Since its IPO seven years ago, bitcoin has registered a dramatic take-off. While it was first traded at $0.07 in July 2010, the virtual currency rose to a remarkable high of $2,955 just yesterday (June 12th, 2017). If you do the math, someone who bought $100 worth of bitcoins in 2010 now owns no less than $4.6 million. The rise has especially accelerated in the last few months – the price has more than doubled since April – which led economists to warn against a possible bursting of the bitcoin bubble.
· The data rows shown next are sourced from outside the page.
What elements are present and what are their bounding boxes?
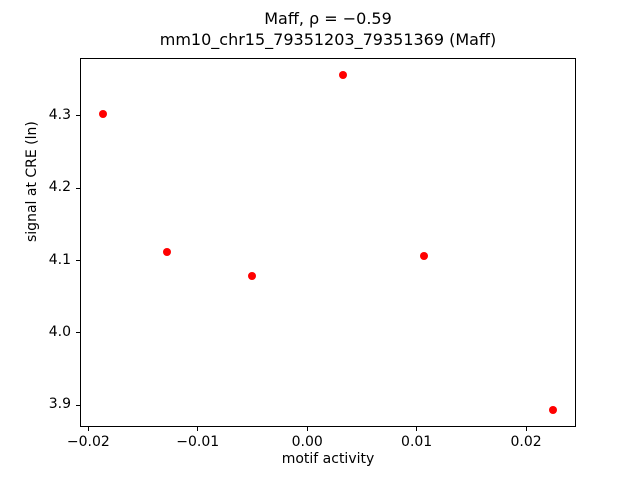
x-axis-label: motif activity — [281, 451, 375, 467]
x-tick-label: −0.01 — [176, 434, 220, 450]
y-tick-label: 4.3 — [48, 106, 71, 123]
x-tick-label: 0.02 — [510, 434, 542, 450]
x-tick-label: 0.01 — [401, 434, 433, 450]
x-tick-mark — [197, 427, 199, 431]
chart-title-line2: mm10_chr15_79351203_79351369 (Maff) — [159, 30, 497, 49]
y-tick-label: 3.9 — [48, 396, 71, 413]
plot-area — [80, 58, 576, 427]
chart-title-line1: Maff, ρ = −0.59 — [264, 9, 392, 28]
y-tick-mark — [76, 115, 80, 117]
y-tick-mark — [76, 187, 80, 189]
x-tick-mark — [416, 427, 418, 431]
x-tick-mark — [87, 427, 89, 431]
data-point — [163, 247, 172, 256]
data-point — [339, 70, 348, 79]
data-point — [420, 251, 429, 260]
y-tick-mark — [76, 332, 80, 334]
y-tick-label: 4.1 — [48, 251, 71, 268]
y-tick-mark — [76, 404, 80, 406]
y-tick-label: 4.2 — [48, 179, 71, 196]
chart-title: Maff, ρ = −0.59 mm10_chr15_79351203_7935… — [80, 8, 576, 50]
x-tick-mark — [525, 427, 527, 431]
data-point — [549, 406, 558, 415]
y-tick-mark — [76, 260, 80, 262]
x-tick-label: 0.00 — [291, 434, 323, 450]
y-tick-label: 4.0 — [48, 323, 71, 340]
data-point — [98, 109, 107, 118]
x-tick-mark — [306, 427, 308, 431]
x-tick-label: −0.02 — [66, 434, 110, 450]
data-point — [248, 271, 257, 280]
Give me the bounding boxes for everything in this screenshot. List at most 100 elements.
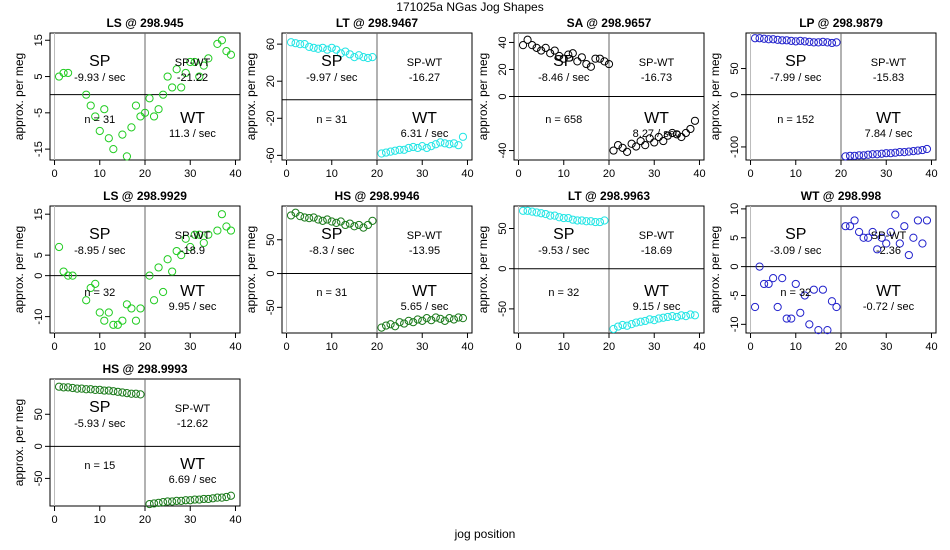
- data-point: [841, 222, 850, 231]
- y-axis-label: approx. per meg: [708, 226, 722, 313]
- data-point: [532, 43, 541, 52]
- y-tick-label: 50: [265, 234, 277, 246]
- data-point: [226, 491, 236, 500]
- x-tick-label: 40: [229, 514, 241, 526]
- data-point: [204, 54, 213, 63]
- data-point: [750, 34, 760, 43]
- y-tick-label: 5: [33, 73, 45, 79]
- x-tick-label: 20: [139, 514, 151, 526]
- wt-rate: 9.15 / sec: [633, 301, 681, 313]
- data-point: [368, 216, 377, 225]
- data-point: [314, 215, 323, 224]
- data-point: [591, 217, 600, 227]
- sp-rate: -5.93 / sec: [74, 418, 126, 430]
- data-point: [796, 36, 805, 45]
- data-point: [600, 216, 609, 225]
- data-point: [213, 226, 222, 235]
- data-point: [891, 148, 900, 157]
- data-point: [618, 143, 627, 152]
- data-point: [54, 72, 64, 81]
- y-tick-label: 40: [497, 36, 509, 48]
- data-point: [769, 35, 778, 44]
- y-tick-label: 10: [729, 203, 741, 215]
- spwt-label: SP-WT: [407, 57, 443, 69]
- data-point: [204, 230, 213, 239]
- data-point: [546, 49, 555, 58]
- data-point: [686, 124, 695, 134]
- data-point: [827, 297, 837, 306]
- data-point: [609, 146, 618, 155]
- spwt-value: -18.9: [180, 245, 205, 257]
- sp-rate: -3.09 / sec: [770, 245, 822, 257]
- data-point: [386, 320, 395, 329]
- wt-rate: 9.95 / sec: [169, 301, 217, 313]
- data-point: [518, 206, 528, 215]
- y-tick-label: 0: [265, 270, 277, 276]
- data-point: [791, 279, 800, 289]
- data-point: [63, 383, 73, 392]
- x-tick-label: 10: [326, 341, 338, 353]
- data-point: [573, 216, 582, 225]
- data-point: [354, 220, 364, 230]
- data-point: [177, 251, 186, 260]
- data-point: [400, 145, 409, 154]
- data-point: [809, 285, 818, 294]
- data-point: [190, 495, 199, 504]
- data-point: [900, 222, 909, 231]
- data-point: [814, 38, 823, 47]
- data-point: [118, 388, 127, 397]
- data-point: [381, 321, 391, 330]
- spwt-value: -18.69: [641, 245, 672, 257]
- data-point: [413, 315, 422, 324]
- data-point: [622, 147, 632, 156]
- sp-rate: -9.53 / sec: [538, 245, 590, 257]
- panel-title: LS @ 298.9929: [103, 189, 187, 203]
- data-point: [395, 318, 404, 327]
- x-tick-label: 40: [461, 341, 473, 353]
- y-tick-label: -15: [33, 141, 45, 157]
- data-point: [677, 132, 686, 142]
- data-point: [627, 320, 636, 329]
- data-point: [213, 39, 222, 48]
- data-point: [454, 313, 463, 322]
- data-point: [158, 498, 168, 507]
- y-tick-label: -5: [729, 291, 741, 301]
- data-point: [217, 493, 227, 502]
- x-tick-label: 20: [139, 341, 151, 353]
- data-point: [550, 46, 559, 55]
- data-point: [796, 308, 805, 317]
- x-tick-label: 10: [558, 168, 570, 180]
- data-point: [600, 57, 609, 66]
- x-tick-label: 0: [747, 168, 753, 180]
- data-point: [186, 242, 195, 252]
- y-axis-label: approx. per meg: [12, 226, 26, 313]
- data-point: [650, 138, 659, 147]
- data-point: [145, 271, 154, 280]
- data-point: [195, 495, 204, 504]
- data-point: [805, 37, 814, 46]
- data-point: [163, 255, 172, 264]
- data-point: [381, 148, 391, 157]
- data-point: [436, 314, 445, 323]
- data-point: [213, 493, 222, 502]
- wt-label: WT: [876, 110, 901, 127]
- panel-1: LS @ 298.945 0 10 20 30 40 -15 -5 5 15 approx. per…: [12, 16, 242, 180]
- data-point: [636, 317, 645, 326]
- data-point: [681, 312, 691, 321]
- data-point: [145, 94, 154, 103]
- data-point: [755, 34, 764, 43]
- data-point: [568, 215, 577, 224]
- data-point: [627, 139, 636, 148]
- x-tick-label: 0: [747, 341, 753, 353]
- y-tick-label: -50: [33, 470, 45, 486]
- x-tick-label: 40: [693, 168, 705, 180]
- x-tick-label: 30: [880, 168, 892, 180]
- spwt-label: SP-WT: [175, 57, 211, 69]
- data-point: [541, 43, 550, 52]
- data-point: [323, 215, 332, 224]
- sp-rate: -8.3 / sec: [309, 245, 355, 257]
- x-tick-label: 10: [326, 168, 338, 180]
- x-tick-label: 0: [51, 168, 57, 180]
- data-point: [672, 130, 681, 139]
- panel-title: HS @ 298.9993: [102, 362, 187, 376]
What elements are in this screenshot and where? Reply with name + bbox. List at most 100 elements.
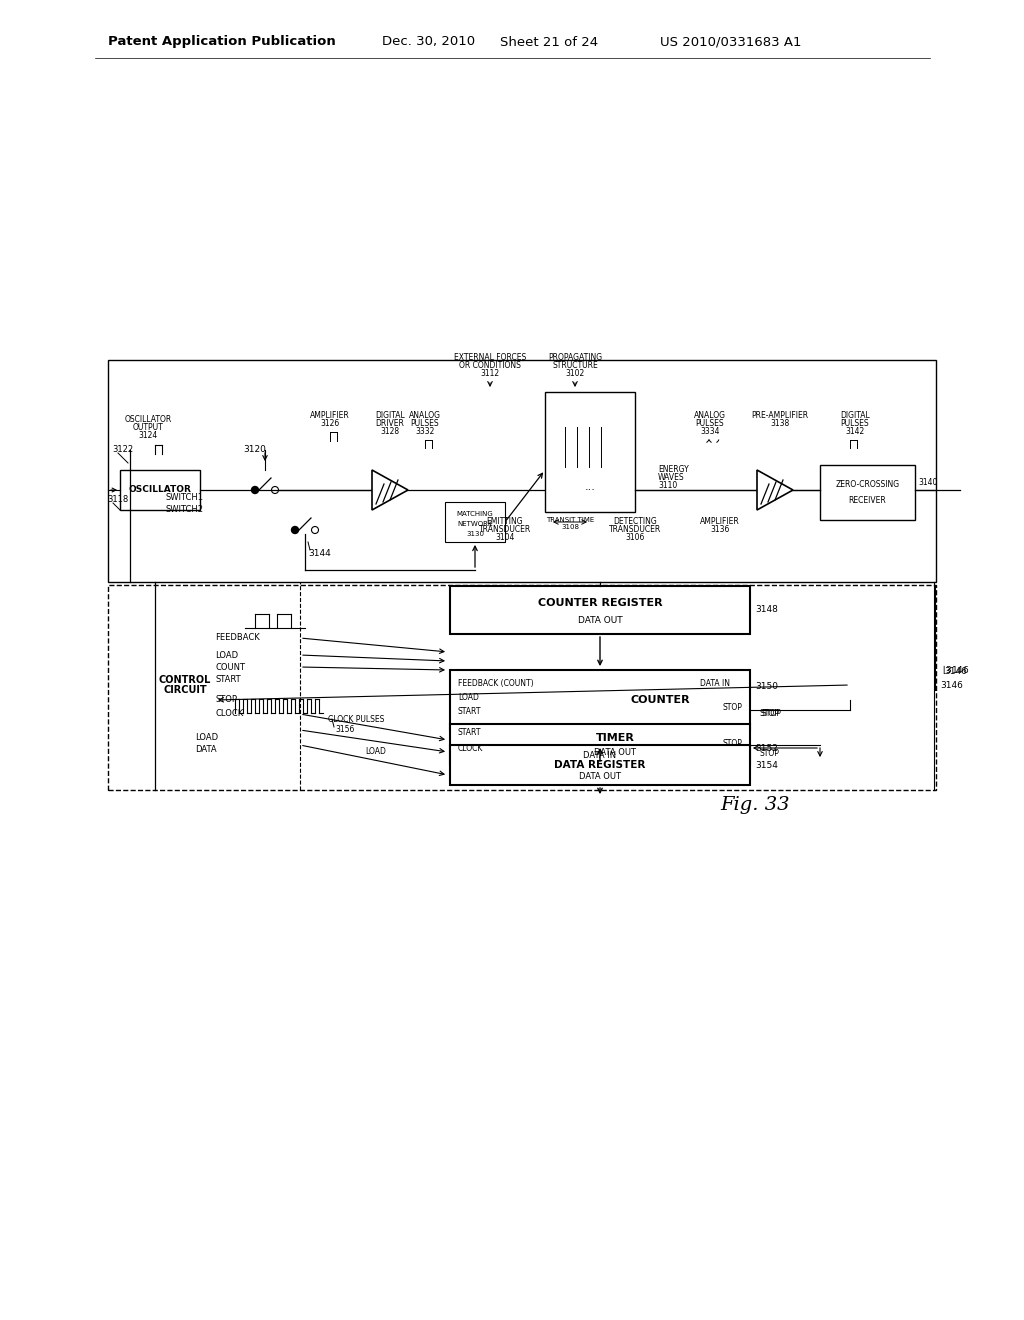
Bar	[108, 585, 936, 789]
Text: 3124: 3124	[138, 432, 158, 441]
Bar	[450, 723, 750, 764]
Text: START: START	[215, 676, 241, 685]
Text: AMPLIFIER: AMPLIFIER	[700, 517, 740, 527]
Text: STRUCTURE: STRUCTURE	[552, 362, 598, 371]
Text: $\lfloor$3146: $\lfloor$3146	[942, 664, 970, 676]
Text: 3120: 3120	[244, 446, 266, 454]
Text: 3122: 3122	[112, 446, 133, 454]
Text: TIMER: TIMER	[596, 733, 635, 743]
Text: CIRCUIT: CIRCUIT	[163, 685, 207, 696]
Text: CLOCK: CLOCK	[215, 710, 244, 718]
Text: 3140: 3140	[918, 478, 937, 487]
Text: SWITCH2: SWITCH2	[165, 504, 203, 513]
Text: 3104: 3104	[496, 533, 515, 543]
Polygon shape	[372, 470, 408, 510]
Text: 3156: 3156	[335, 725, 354, 734]
Text: WAVES: WAVES	[658, 474, 685, 483]
Text: 3142: 3142	[846, 426, 864, 436]
Text: DATA OUT: DATA OUT	[578, 616, 623, 626]
Bar	[445, 502, 505, 543]
Text: 3130: 3130	[466, 531, 484, 537]
Bar	[820, 465, 915, 520]
Text: 3110: 3110	[658, 482, 677, 491]
Text: PULSES: PULSES	[841, 418, 869, 428]
Text: ANALOG: ANALOG	[694, 411, 726, 420]
Text: Fig. 33: Fig. 33	[720, 796, 790, 814]
Text: LOAD: LOAD	[365, 747, 386, 755]
Text: 3136: 3136	[711, 525, 730, 535]
Text: ANALOG: ANALOG	[409, 411, 441, 420]
Text: PRE-AMPLIFIER: PRE-AMPLIFIER	[752, 411, 809, 420]
Bar	[545, 392, 635, 512]
Text: OUTPUT: OUTPUT	[133, 424, 164, 433]
Text: 3138: 3138	[770, 418, 790, 428]
Text: 3146: 3146	[944, 668, 967, 676]
Text: OSCILLATOR: OSCILLATOR	[124, 416, 172, 425]
Text: FEEDBACK: FEEDBACK	[215, 634, 260, 643]
Text: 3146: 3146	[940, 681, 963, 689]
Text: 3332: 3332	[416, 426, 434, 436]
Text: 3106: 3106	[626, 533, 645, 543]
Text: 3334: 3334	[700, 426, 720, 436]
Text: 3152: 3152	[755, 744, 778, 754]
Text: TRANSDUCER: TRANSDUCER	[609, 525, 662, 535]
Text: 3108: 3108	[561, 524, 579, 531]
Text: STOP: STOP	[215, 696, 237, 705]
Text: Sheet 21 of 24: Sheet 21 of 24	[500, 36, 598, 49]
Text: Patent Application Publication: Patent Application Publication	[108, 36, 336, 49]
Text: COUNTER: COUNTER	[630, 696, 690, 705]
Text: 3150: 3150	[755, 682, 778, 692]
Text: MATCHING: MATCHING	[457, 511, 494, 517]
Text: START: START	[458, 729, 481, 738]
Text: LOAD: LOAD	[195, 734, 218, 742]
Text: TRANSDUCER: TRANSDUCER	[479, 525, 531, 535]
Text: OSCILLATOR: OSCILLATOR	[129, 486, 191, 495]
Text: DETECTING: DETECTING	[613, 517, 656, 527]
Text: 3154: 3154	[755, 760, 778, 770]
Circle shape	[252, 487, 258, 494]
Text: DATA: DATA	[195, 744, 217, 754]
Text: LOAD: LOAD	[215, 651, 239, 660]
Text: OR CONDITIONS: OR CONDITIONS	[459, 362, 521, 371]
Text: EMITTING: EMITTING	[486, 517, 523, 527]
Text: LOAD: LOAD	[458, 693, 479, 701]
Text: DATA REGISTER: DATA REGISTER	[554, 760, 646, 770]
Text: DIGITAL: DIGITAL	[375, 411, 404, 420]
Text: STOP: STOP	[760, 710, 780, 718]
Text: 3148: 3148	[755, 606, 778, 615]
Text: US 2010/0331683 A1: US 2010/0331683 A1	[660, 36, 802, 49]
Circle shape	[292, 527, 299, 533]
Text: Dec. 30, 2010: Dec. 30, 2010	[382, 36, 475, 49]
Text: STOP: STOP	[762, 710, 782, 718]
Text: SWITCH1: SWITCH1	[165, 494, 203, 503]
Text: STOP: STOP	[722, 702, 742, 711]
Text: CONTROL: CONTROL	[159, 675, 211, 685]
Polygon shape	[757, 470, 793, 510]
Text: EXTERNAL FORCES: EXTERNAL FORCES	[454, 354, 526, 363]
Text: STOP: STOP	[722, 739, 742, 748]
Bar	[450, 671, 750, 730]
Text: AMPLIFIER: AMPLIFIER	[310, 411, 350, 420]
Text: 3118: 3118	[106, 495, 128, 504]
Text: DATA IN: DATA IN	[584, 751, 616, 759]
Text: 3112: 3112	[480, 370, 500, 379]
Bar	[450, 744, 750, 785]
Text: NETWORK: NETWORK	[458, 521, 493, 527]
Text: ENERGY: ENERGY	[658, 466, 689, 474]
Text: TRANSIT TIME: TRANSIT TIME	[546, 517, 594, 523]
Text: 3126: 3126	[321, 418, 340, 428]
Text: DATA OUT: DATA OUT	[594, 748, 636, 758]
Text: START: START	[458, 708, 481, 717]
Text: CLOCK PULSES: CLOCK PULSES	[328, 715, 384, 725]
Text: PROPAGATING: PROPAGATING	[548, 354, 602, 363]
Text: RECEIVER: RECEIVER	[849, 496, 887, 506]
Text: FEEDBACK (COUNT): FEEDBACK (COUNT)	[458, 678, 534, 688]
Text: PULSES: PULSES	[411, 418, 439, 428]
Text: 3144: 3144	[308, 549, 331, 558]
Text: ZERO-CROSSING: ZERO-CROSSING	[836, 479, 899, 488]
Text: 3102: 3102	[565, 370, 585, 379]
Text: STOP: STOP	[760, 750, 780, 759]
Text: DATA OUT: DATA OUT	[579, 772, 621, 780]
Text: DRIVER: DRIVER	[376, 418, 404, 428]
Text: ...: ...	[585, 482, 595, 492]
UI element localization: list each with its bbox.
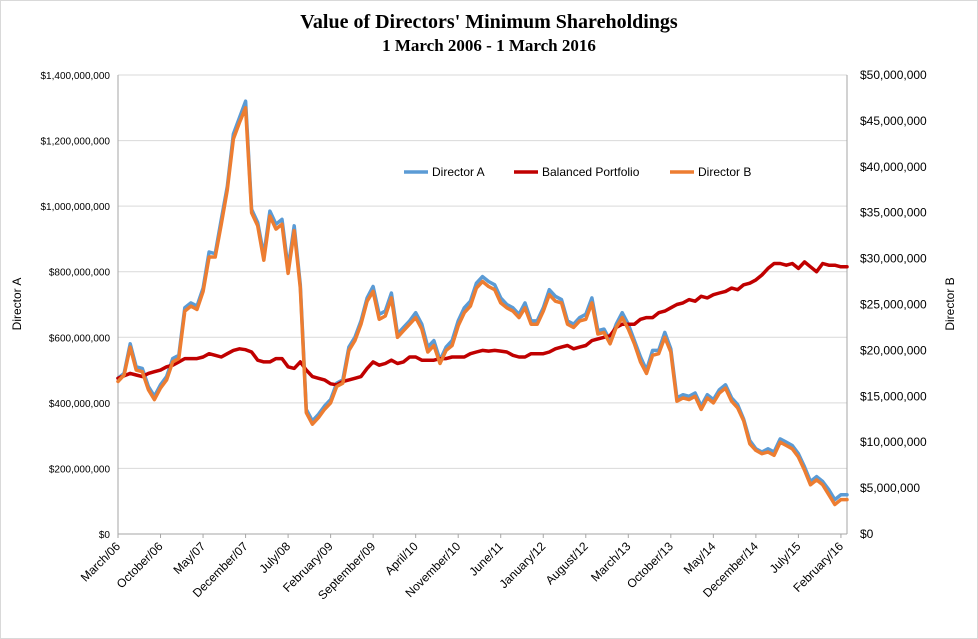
- y-tick-left-label: $200,000,000: [49, 464, 111, 475]
- x-tick-label: August/12: [543, 539, 591, 587]
- axes: [117, 75, 848, 535]
- y-tick-right-label: $15,000,000: [860, 389, 927, 403]
- y-tick-right-label: $40,000,000: [860, 160, 927, 174]
- series-line-director-a: [116, 99, 849, 502]
- right-axis-ticks: $0 $5,000,000 $10,000,000 $15,000,000 $20,00…: [860, 68, 927, 541]
- y-tick-right-label: $10,000,000: [860, 435, 927, 449]
- y-tick-left-label: $600,000,000: [49, 333, 111, 344]
- series-line-balanced-portfolio: [116, 260, 849, 387]
- x-tick-label: July/15: [767, 539, 804, 576]
- x-tick-label: October/06: [114, 539, 166, 591]
- y-tick-right-label: $30,000,000: [860, 252, 927, 266]
- x-tick-label: June/11: [466, 539, 506, 579]
- y-tick-left-label: $1,400,000,000: [40, 71, 110, 82]
- y-tick-left-label: $1,000,000,000: [40, 202, 110, 213]
- chart-subtitle: 1 March 2006 - 1 March 2016: [382, 36, 596, 55]
- x-tick-label: July/08: [256, 539, 293, 576]
- y-tick-right-label: $5,000,000: [860, 481, 920, 495]
- y-tick-right-label: $0: [860, 527, 874, 541]
- series-line-director-b: [116, 106, 849, 507]
- left-axis-ticks: $0 $200,000,000 $400,000,000 $600,000,000 $8…: [40, 71, 110, 541]
- x-tick-label: January/12: [496, 539, 548, 591]
- y-axis-right-label: Director B: [943, 277, 957, 330]
- x-tick-label: May/14: [681, 539, 719, 577]
- y-tick-left-label: $800,000,000: [49, 268, 111, 279]
- y-tick-right-label: $25,000,000: [860, 298, 927, 312]
- legend: Director A Balanced Portfolio Director B: [404, 165, 751, 179]
- chart-title: Value of Directors' Minimum Shareholding…: [300, 11, 678, 33]
- series-lines: [116, 99, 849, 507]
- y-tick-left-label: $400,000,000: [49, 399, 111, 410]
- y-tick-left-label: $0: [99, 530, 111, 541]
- legend-label: Balanced Portfolio: [542, 165, 640, 179]
- y-tick-right-label: $20,000,000: [860, 343, 927, 357]
- x-tick-label: October/13: [624, 539, 676, 591]
- y-tick-right-label: $50,000,000: [860, 68, 927, 82]
- y-tick-right-label: $35,000,000: [860, 206, 927, 220]
- y-axis-left-label: Director A: [10, 278, 24, 331]
- y-tick-right-label: $45,000,000: [860, 114, 927, 128]
- x-tick-label: May/07: [170, 539, 208, 577]
- x-tick-label: April/10: [382, 539, 421, 578]
- legend-label: Director B: [698, 165, 751, 179]
- legend-label: Director A: [432, 165, 485, 179]
- y-tick-left-label: $1,200,000,000: [40, 137, 110, 148]
- gridlines: [118, 74, 847, 535]
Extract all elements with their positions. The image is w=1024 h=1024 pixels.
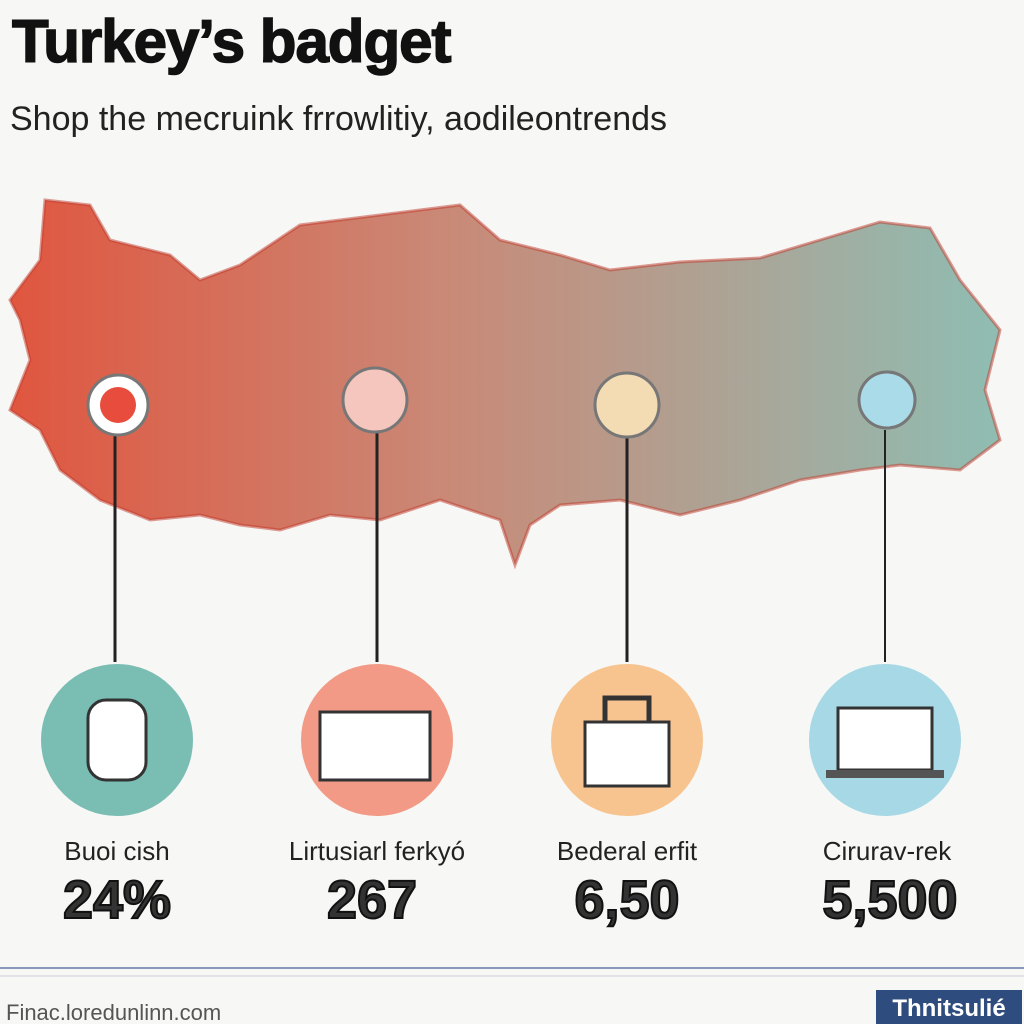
pin-head	[857, 370, 917, 430]
map	[8, 198, 1002, 570]
icon	[318, 710, 432, 782]
stat-value: 267	[327, 870, 417, 930]
pins	[113, 430, 886, 662]
stat-label: Buoi cish	[64, 836, 170, 866]
stat-label: Lirtusiarl ferkyó	[289, 836, 465, 866]
stat-value: 6,50	[574, 870, 679, 930]
icon	[602, 695, 652, 722]
icon	[826, 770, 944, 778]
icon	[836, 706, 934, 772]
source: Finac.loredunlinn.com	[6, 1000, 221, 1024]
pin-heads	[86, 366, 917, 439]
stat-value: 5,500	[822, 870, 957, 930]
icon	[583, 720, 671, 788]
badge-text: Thnitsulié	[892, 995, 1005, 1022]
subtitle: Shop the mecruink frrowlitiy, aodileontr…	[10, 100, 667, 138]
badge	[876, 990, 1022, 1024]
title: Turkey’s badget	[12, 8, 451, 75]
stat-label: Cirurav-rek	[823, 836, 953, 866]
icon	[86, 698, 148, 782]
stat-label: Bederal erfit	[557, 836, 698, 866]
pin-head	[593, 371, 661, 439]
stat-value: 24%	[63, 870, 171, 930]
pin-head	[341, 366, 409, 434]
pin-icon	[100, 387, 136, 423]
Experts put various theories forward to explain this phenomenon. Firstly, it could simply be a speculative craze similar to the 17th century tulip bulb mania. In such a case, buyers are attracted by the spectacular price increase, no matter what the asset is. Nevertheless, it is more likely that bitcoins serve as a store of value, just as gold. Indeed, as bitcoins are not managed by any central bank, they are extremely appealing for investors who mistrust monetary authorities’ policies. Finally, bitcoin also represents an exchange currency, alongside the dollar or the euro. Indeed, regulators are starting to consider bitcoins like any other currency, following the example of the Japanese government. Last April, Japan passed a law to accept bitcoin as a legal payment method, which was backed by major retailers. Russia is also seeking to regulate the virtual currency.
Nevertheless, cryptocurrencies represent a real ongoing experiment and no one can predict the dangers blockchain technology. Investors run the risk of losing everything should a breach ever occur. In addition, if regulators don’t react, cryptocurrencies could end up suffering from their bad reputation of being used exclusively by criminals to conduct activities anonymously.